In this way, the file names entered on the command line will match the SourceFile column in the CSV file.

- PHil
...where DIR is the name of a directory/folder containing the images.  On Mac/Linux/PowerShell, use single quotes (') instead of double quotes (") around arguments containing a dollar sign ($).

graemec

thanks for the pointer
I just tried this on a couple of directories and it worked ok on one, but the other caused exiftool to stop on an error because it could not match a file name to the csv list.  a bit of editing the cvs file fixed this.
There are quite a few more directories to sort, but even this little bit of editing is better than typing in 1000's of captions.

Thanks again
Graeme

davidstirling

Hello, I'd like to re-open this thread to make sure nothing has changed. I have images in many nested folders and I was hoping to apply metadata via a CSV file. However, the CSV SourceFile row contains the file name only, not the path. Is there no way to have exiftool search folders recursively but only use the file name? For now my solution is to move everything into one folder, apply the metadata, then re-organize the files back into folders using Bridge by filtering the metadata. Thank you for creating exiftool; it is fantastic.

Phil Harvey

This situation hasn't changed, but since this post a new HardLink option has been added that may be useful to you.  The steps with this function would be:

1. "cd" to a temporary directory

2. Create hard links in the temporary directory to all of your images files:

  exiftool -hardlink=%f.%e -r DIR

  (where DIR is the directory containing your images)
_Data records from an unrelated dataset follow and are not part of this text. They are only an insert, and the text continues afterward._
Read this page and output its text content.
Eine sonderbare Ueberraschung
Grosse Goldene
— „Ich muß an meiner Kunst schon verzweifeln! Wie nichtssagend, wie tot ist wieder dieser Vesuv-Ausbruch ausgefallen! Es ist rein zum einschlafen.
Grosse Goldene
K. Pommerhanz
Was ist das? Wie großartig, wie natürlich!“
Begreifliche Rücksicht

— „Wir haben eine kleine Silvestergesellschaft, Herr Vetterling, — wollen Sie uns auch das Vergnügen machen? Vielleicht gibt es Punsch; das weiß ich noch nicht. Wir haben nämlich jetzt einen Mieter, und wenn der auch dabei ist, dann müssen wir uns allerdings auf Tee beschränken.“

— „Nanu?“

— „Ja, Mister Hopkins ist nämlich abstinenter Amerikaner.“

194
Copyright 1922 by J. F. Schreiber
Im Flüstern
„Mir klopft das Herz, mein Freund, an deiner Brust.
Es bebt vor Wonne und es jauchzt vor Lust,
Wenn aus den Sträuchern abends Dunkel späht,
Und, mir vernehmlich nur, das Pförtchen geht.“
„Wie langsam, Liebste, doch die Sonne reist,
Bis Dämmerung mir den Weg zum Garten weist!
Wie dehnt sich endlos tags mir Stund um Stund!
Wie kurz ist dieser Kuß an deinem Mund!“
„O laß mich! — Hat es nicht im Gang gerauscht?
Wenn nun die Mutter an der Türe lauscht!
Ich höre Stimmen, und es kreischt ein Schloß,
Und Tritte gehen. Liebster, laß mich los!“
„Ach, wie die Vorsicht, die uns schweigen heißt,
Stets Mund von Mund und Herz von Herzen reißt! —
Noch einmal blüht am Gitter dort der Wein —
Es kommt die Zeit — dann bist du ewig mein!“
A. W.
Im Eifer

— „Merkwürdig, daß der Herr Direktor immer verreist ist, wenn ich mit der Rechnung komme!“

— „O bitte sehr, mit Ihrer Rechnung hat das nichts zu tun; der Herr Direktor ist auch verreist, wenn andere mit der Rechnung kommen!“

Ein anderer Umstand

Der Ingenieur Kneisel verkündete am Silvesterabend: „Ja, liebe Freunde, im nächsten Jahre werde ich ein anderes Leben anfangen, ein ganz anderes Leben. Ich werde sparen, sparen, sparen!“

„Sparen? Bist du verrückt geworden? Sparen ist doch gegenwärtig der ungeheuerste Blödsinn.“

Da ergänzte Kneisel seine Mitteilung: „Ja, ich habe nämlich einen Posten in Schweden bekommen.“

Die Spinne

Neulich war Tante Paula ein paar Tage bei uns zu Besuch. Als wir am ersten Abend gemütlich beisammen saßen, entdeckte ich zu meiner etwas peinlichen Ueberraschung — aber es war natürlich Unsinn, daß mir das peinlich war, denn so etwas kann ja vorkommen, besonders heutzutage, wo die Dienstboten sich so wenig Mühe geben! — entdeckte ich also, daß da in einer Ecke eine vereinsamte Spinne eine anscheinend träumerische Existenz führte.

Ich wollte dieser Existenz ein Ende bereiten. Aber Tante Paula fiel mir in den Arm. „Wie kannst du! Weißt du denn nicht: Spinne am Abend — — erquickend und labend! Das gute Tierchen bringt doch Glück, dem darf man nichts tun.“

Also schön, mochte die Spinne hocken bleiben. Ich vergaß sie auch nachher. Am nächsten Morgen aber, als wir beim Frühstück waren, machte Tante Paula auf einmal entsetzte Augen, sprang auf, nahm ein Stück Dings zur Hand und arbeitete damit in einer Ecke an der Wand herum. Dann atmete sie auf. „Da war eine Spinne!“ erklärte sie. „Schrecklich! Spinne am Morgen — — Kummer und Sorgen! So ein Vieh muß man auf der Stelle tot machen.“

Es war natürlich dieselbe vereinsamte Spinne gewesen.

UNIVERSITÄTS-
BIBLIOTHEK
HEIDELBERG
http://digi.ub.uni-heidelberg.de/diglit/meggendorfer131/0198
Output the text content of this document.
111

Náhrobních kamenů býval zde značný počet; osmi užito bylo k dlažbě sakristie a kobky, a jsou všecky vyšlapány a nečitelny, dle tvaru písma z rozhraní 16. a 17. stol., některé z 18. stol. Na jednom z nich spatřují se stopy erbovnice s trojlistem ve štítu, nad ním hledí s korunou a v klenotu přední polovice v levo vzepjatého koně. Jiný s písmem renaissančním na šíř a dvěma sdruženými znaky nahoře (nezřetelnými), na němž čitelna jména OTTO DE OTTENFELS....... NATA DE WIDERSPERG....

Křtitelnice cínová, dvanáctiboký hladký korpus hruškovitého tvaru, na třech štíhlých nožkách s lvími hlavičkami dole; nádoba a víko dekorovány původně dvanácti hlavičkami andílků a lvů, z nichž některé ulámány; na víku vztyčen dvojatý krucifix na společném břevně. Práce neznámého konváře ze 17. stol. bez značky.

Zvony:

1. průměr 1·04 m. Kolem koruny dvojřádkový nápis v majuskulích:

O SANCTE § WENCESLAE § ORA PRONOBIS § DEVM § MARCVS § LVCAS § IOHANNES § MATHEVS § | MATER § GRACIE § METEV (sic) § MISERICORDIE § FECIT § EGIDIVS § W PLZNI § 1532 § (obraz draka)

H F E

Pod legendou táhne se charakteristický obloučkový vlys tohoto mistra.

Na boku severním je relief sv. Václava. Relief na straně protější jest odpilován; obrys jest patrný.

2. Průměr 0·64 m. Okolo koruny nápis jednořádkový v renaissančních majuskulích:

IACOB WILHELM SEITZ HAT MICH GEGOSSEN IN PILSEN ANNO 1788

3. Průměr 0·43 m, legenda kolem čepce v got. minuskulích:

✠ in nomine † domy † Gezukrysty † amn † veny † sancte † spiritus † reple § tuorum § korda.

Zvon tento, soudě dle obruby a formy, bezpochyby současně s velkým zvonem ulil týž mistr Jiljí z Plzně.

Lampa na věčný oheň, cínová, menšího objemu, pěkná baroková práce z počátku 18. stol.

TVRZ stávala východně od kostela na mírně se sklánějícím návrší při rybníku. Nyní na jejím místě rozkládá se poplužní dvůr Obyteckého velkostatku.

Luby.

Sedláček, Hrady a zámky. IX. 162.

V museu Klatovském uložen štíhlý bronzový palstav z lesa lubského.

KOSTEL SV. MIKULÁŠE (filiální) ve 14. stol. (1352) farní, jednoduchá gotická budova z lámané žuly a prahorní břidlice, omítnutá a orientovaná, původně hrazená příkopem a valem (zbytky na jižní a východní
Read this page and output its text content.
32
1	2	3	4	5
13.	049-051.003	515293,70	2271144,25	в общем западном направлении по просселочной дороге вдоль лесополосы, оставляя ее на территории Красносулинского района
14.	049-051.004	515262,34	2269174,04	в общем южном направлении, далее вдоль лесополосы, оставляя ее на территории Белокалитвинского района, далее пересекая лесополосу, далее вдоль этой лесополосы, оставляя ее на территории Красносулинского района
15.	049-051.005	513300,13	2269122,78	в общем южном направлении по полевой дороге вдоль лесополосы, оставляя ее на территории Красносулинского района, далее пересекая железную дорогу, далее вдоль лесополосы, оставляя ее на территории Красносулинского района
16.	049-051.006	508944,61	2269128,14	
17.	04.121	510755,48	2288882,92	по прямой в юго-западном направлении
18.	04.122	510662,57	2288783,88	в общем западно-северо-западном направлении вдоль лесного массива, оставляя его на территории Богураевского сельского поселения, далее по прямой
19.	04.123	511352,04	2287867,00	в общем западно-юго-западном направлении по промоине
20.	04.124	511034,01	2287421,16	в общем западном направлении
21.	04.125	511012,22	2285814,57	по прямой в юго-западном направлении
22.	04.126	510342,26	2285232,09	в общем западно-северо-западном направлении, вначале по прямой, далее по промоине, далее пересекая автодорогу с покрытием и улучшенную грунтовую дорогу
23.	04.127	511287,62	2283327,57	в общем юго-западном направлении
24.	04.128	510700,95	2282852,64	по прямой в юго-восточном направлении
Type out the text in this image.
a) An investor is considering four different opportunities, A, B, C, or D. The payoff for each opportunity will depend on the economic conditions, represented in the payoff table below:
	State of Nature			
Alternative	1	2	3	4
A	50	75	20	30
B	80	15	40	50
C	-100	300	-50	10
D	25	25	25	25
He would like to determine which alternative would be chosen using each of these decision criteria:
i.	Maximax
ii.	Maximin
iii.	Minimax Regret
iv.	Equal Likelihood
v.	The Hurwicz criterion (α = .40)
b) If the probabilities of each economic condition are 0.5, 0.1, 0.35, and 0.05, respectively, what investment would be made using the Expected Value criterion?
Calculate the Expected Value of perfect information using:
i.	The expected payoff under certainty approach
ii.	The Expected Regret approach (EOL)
3. Update the metadata in your images files using the hard-linked files:

  exiftool -csv=CSVFILE .

  (where CSVFILE is the CSV file with a SourceFile column that contains file names without a directory)

4. delete all hardlinks in the temporary directory

- Phil
...where DIR is the name of a directory/folder containing the images.  On Mac/Linux/PowerShell, use single quotes (') instead of double quotes (") around arguments containing a dollar sign ($).